Em um prédio
luxuoso, uma jovem dormia o sono dos justos. Vivia com uma família que não a
pertencia, mas os seus serviços eram válidos e sua gratidão considerável. No
meio da madrugada, quando o silêncio prevalecia nas ruas da capital, um sonho
sorrateiro se aproximou e tocou a ingenuidade da sua mente.
Por um caminho estreito, ela
caminhou por uma longa distância. Não havia asfalto, nem grama, não havia
pasto, nem urbanização, somente terra seca e árida. O caminho era longo e ela
não compreendia o propósito de seguir, parar ou retornar. Nada fazia sentido,
contudo, a sua consciência sabia que aquela realidade não era a sua. No meio do
nada, ela decidiu parar, sabia que algo estava para acontecer. Inesperadamente,
diante dos seus olhos, surgiu uma menina, mais nova do que ela, com um vestido
branco e comprido, seu rosto era pálido e seu semblante mórbido, porém
familiar. Ela caminhava em sua direção como se já se conhecessem.
Uma brisa suave elevou a terra
seca e os olhos da jovem se irritaram com a poeira. Porém, ela resolveu
permanecer imóvel, esperando que a menina se aproximasse ainda mais. Não havia
nada ao redor, a não ser o chão abaixo dos seus pés. Assim que ambas se
encontraram, o tempo parou e os olhares se cruzaram sem temor.

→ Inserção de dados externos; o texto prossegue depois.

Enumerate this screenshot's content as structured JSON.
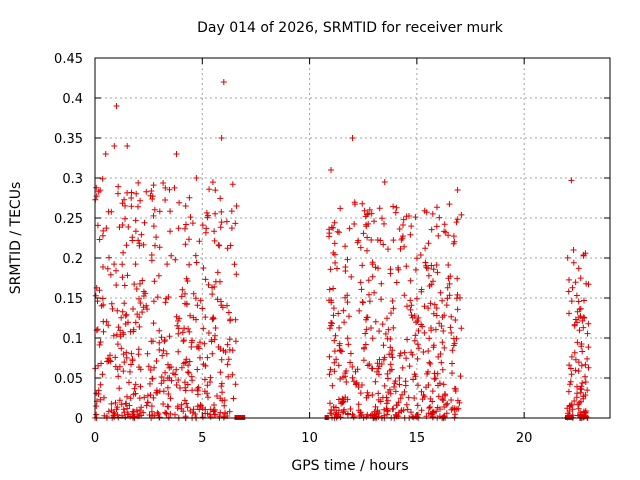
{
  "chart_data": {
    "type": "scatter",
    "title": "Day 014 of 2026, SRMTID for receiver murk",
    "xlabel": "GPS time / hours",
    "ylabel": "SRMTID / TECUs",
    "xlim": [
      0,
      24
    ],
    "ylim": [
      0,
      0.45
    ],
    "x_ticks": [
      0,
      5,
      10,
      15,
      20
    ],
    "x_tick_labels": [
      "0",
      "5",
      "10",
      "15",
      "20"
    ],
    "y_ticks": [
      0,
      0.05,
      0.1,
      0.15,
      0.2,
      0.25,
      0.3,
      0.35,
      0.4,
      0.45
    ],
    "y_tick_labels": [
      "0",
      "0.05",
      "0.1",
      "0.15",
      "0.2",
      "0.25",
      "0.3",
      "0.35",
      "0.4",
      "0.45"
    ],
    "grid": true,
    "marker": "+",
    "color": "#e00000",
    "series": [
      {
        "name": "SRMTID",
        "notable_points": [
          {
            "x": 1.0,
            "y": 0.39
          },
          {
            "x": 6.0,
            "y": 0.42
          },
          {
            "x": 0.5,
            "y": 0.33
          },
          {
            "x": 0.9,
            "y": 0.34
          },
          {
            "x": 1.5,
            "y": 0.34
          },
          {
            "x": 3.8,
            "y": 0.33
          },
          {
            "x": 5.9,
            "y": 0.35
          },
          {
            "x": 6.6,
            "y": 0.265
          },
          {
            "x": 11.0,
            "y": 0.31
          },
          {
            "x": 12.0,
            "y": 0.35
          },
          {
            "x": 13.5,
            "y": 0.295
          },
          {
            "x": 16.9,
            "y": 0.285
          },
          {
            "x": 22.2,
            "y": 0.297
          },
          {
            "x": 22.3,
            "y": 0.21
          },
          {
            "x": 22.8,
            "y": 0.125
          }
        ],
        "clusters": [
          {
            "x_range": [
              0.0,
              6.6
            ],
            "y_range": [
              0.0,
              0.3
            ],
            "density": "high"
          },
          {
            "x_range": [
              10.9,
              17.1
            ],
            "y_range": [
              0.0,
              0.27
            ],
            "density": "high"
          },
          {
            "x_range": [
              22.0,
              23.0
            ],
            "y_range": [
              0.0,
              0.21
            ],
            "density": "medium"
          }
        ],
        "zero_segments": [
          {
            "x_range": [
              6.5,
              7.0
            ]
          },
          {
            "x_range": [
              10.7,
              10.9
            ]
          },
          {
            "x_range": [
              21.9,
              22.3
            ]
          }
        ]
      }
    ]
  }
}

— Não seja fogo amanhã. — disse a
menina ao sussurrar no ouvido da jovem.
Um calafrio gélido a possuiu,
ela piscou fortemente os seus olhos. Compreendeu que a menina havia
desaparecido assim que passou pela sua presença. Em pânico, ela ordenou à sua
mente que despertasse. Quando acordou, ouviu uma sirene soar pela vizinhança. A
frase ecoava para ela como se aquela menina ainda estivesse passando: não seja
fogo amanhã.
O sol despontou na linha do horizonte de maneira sutil, a
jovem já estava de pé realizando alguns afazeres. A mesa do café foi posta para
os anfitriões da casa. Após o desjejum, todos se levantaram e saíram para os
seus afazeres. A sua patroa, uma jovem senhora, solicitou que ela encerasse o
piso naquela manhã.
Sem
questionar, assim que a patroa saiu, a jovem foi para o fogão derreter a cera.
Contudo, quando ela acendeu o fogo, recordou-se do sonho: não seja fogo amanhã.
Assustada, ela se afastou do fogão, no entanto, a cera começou a queimar em uma
labareda hostil. Um pouco de cera quente respingou em sua roupa. Desesperada, a
jovem correu para debaixo da mesa, o fogo se espalhou rapidamente pela cozinha.
O alarme de incêndio foi acionado. Em seus olhos assustados, a imagem da menina
estava nítida na maior chama de fogo, olhando fixamente para ela.
A porta da sala foi arrombada pelo
porteiro e alguns homens entraram com extintores de incêndio. Eles conseguiram
conter o fogo ainda na cozinha e encontraram a jovem desmaiada debaixo da mesa.
Ela foi levada ao hospital, não houve ferimentos graves. Assim que a patroa soube
do ocorrido, foi ao encontro da jovem no hospital. Ao chegar ao quarto para
vê-la, notou nela um olhar distante e vazio.
— Como você está? Graças a Deus,
nada de grave aconteceu.
A jovem olhou para a senhora e
disse, sem demonstrar emoções.
— A menina me avisou: não seja fogo
amanhã. Ah, senhora, eu só preciso acordar!